Additionally, the VTune Profiler makes recommendations such as using the Data Parallel Extension for Numba with your platform’s GPU to bring offload accelerator parallelism to the application. The Numba JIT compiler for NumPy operations has an open-source extension called Numba. It offers Python kernel programming APIs that resemble SYCL. The GPU Compute/Media Hotspots analysis preview function of VTune Profiler may then be used to examine the Numba implementation’s execution on a GPU.
Use Intel VTune Profiler to Examine OpenVINO Applications’ Performance
Using the VTune Profiler to profile OpenVINO-based AI applications is covered in another new recipe in the VTune Profiler cookbook. It discusses how to use the profiler tool to analyze performance bottlenecks in the CPU, GPU, and Neural Processing Unit (NPU).
If your OpenVINO application makes use of the Intel oneAPI Data Analytics Library (oneDAL) and/or the Intel oneAPI Deep Neural Network (oneDNN) Intel Distribution for Python Intel VTune Profiler (v2024.1 or later), you can access the Benchmark Tool application as part of the OpenVINO Toolkit Intel oneAPI Base Toolkit.

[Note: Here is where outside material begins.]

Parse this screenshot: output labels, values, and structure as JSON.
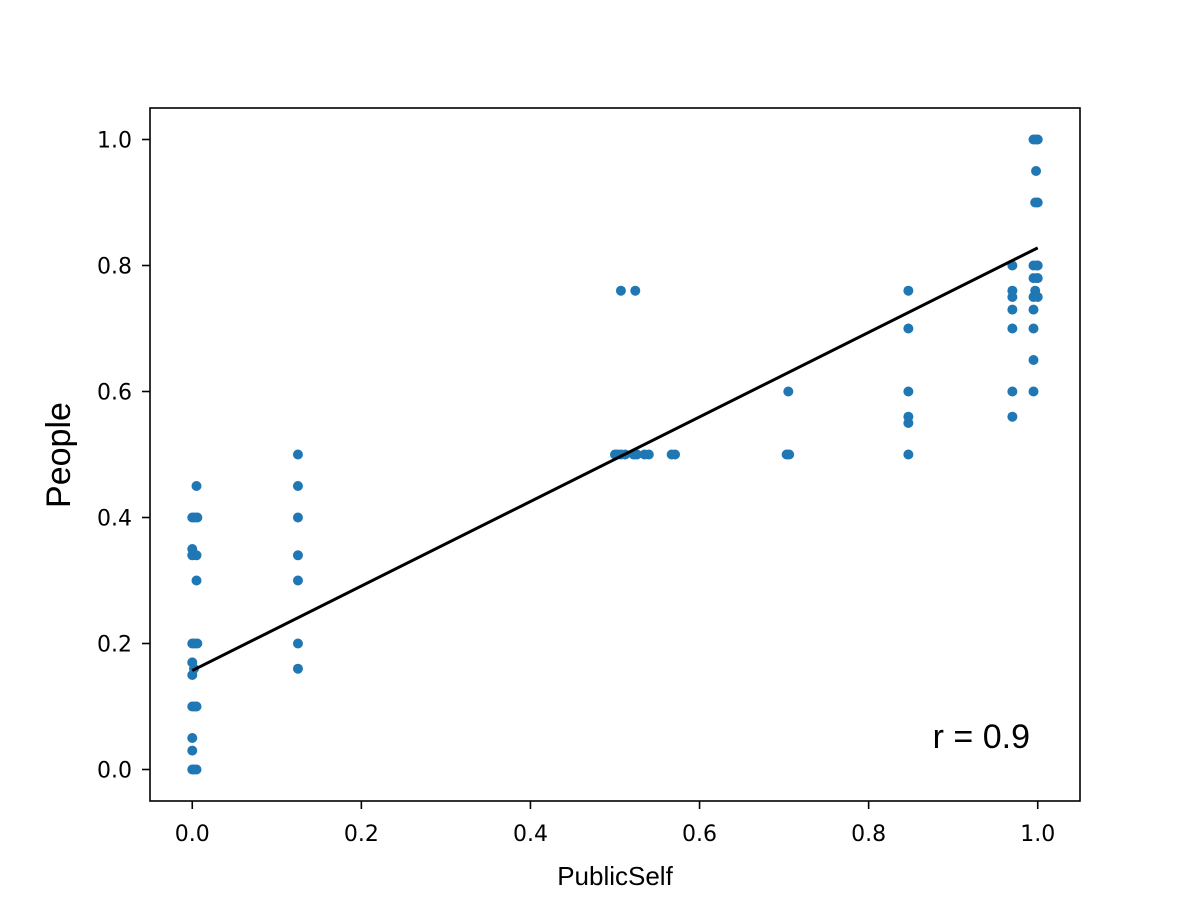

The recipe offers detailed steps for configuring OpenVINO with the ITT APIs for performance analysis, building the OpenVINO source, and setting it up. It profiles the AI application and analyzes performance and latency using a reference benchmark application.
Depending on the computational architecture, you may use the VTune Profiler‘s numerous performance analysis features to find hotspots and look at how much hardware is being utilized by specific code sections.
For example,
- To examine CPU bottlenecks that is, the sections of code that take up the most CPU execution time use the Hotspots Analysis tool.
- Use the GPU Compute/Media Hotspots Analysis preview function to profile GPU hotspots. Examine inefficient kernel methods, examine the frequency of GPU instructions for various kinds of instructions, and more to get an understanding of GPU use.
- The AI PCs’ Neural Processing Units (NPUs) are made especially to boost AI/ML applications’ performance. With the Intel Distribution of OpenVINO Toolkit, you may transfer compute-intensive AI/ML tasks to Intel NPUs. You may examine the NPU performance using a number of hardware measures, including workload size, execution time, sampling interval, and more, with the use of the VTune Profiler‘s NPU Exploration Analysis preview function.
Intel VTune Profiler Download
Use one of the following methods to install Intel VTune Profiler on your computer:
- Get the standalone bundle here.
- As part of the Intel oneAPI Base Toolkit, download Intel VTune Profiler.
Know the Process
In the standard software performance analysis process,
Use one of the following methods to launch Intel VTune Profiler:
- Using Microsoft Visual Studio’s GUI From the Command Line
- Configure parameters and choose a profiling analysis for your application.
- Create a profile of the target system (remote collection) or application on the host (local collection).
- View the host system’s findings.
- Identify bottlenecks and address them over a number of cycles until you reach a desirable level of performance.
FAQs
What does Intel VTune do?
Examine CPU usage, OpenMP efficiency, memory access, and vectorization to assess application performance. Measure metrics to find memory access concerns.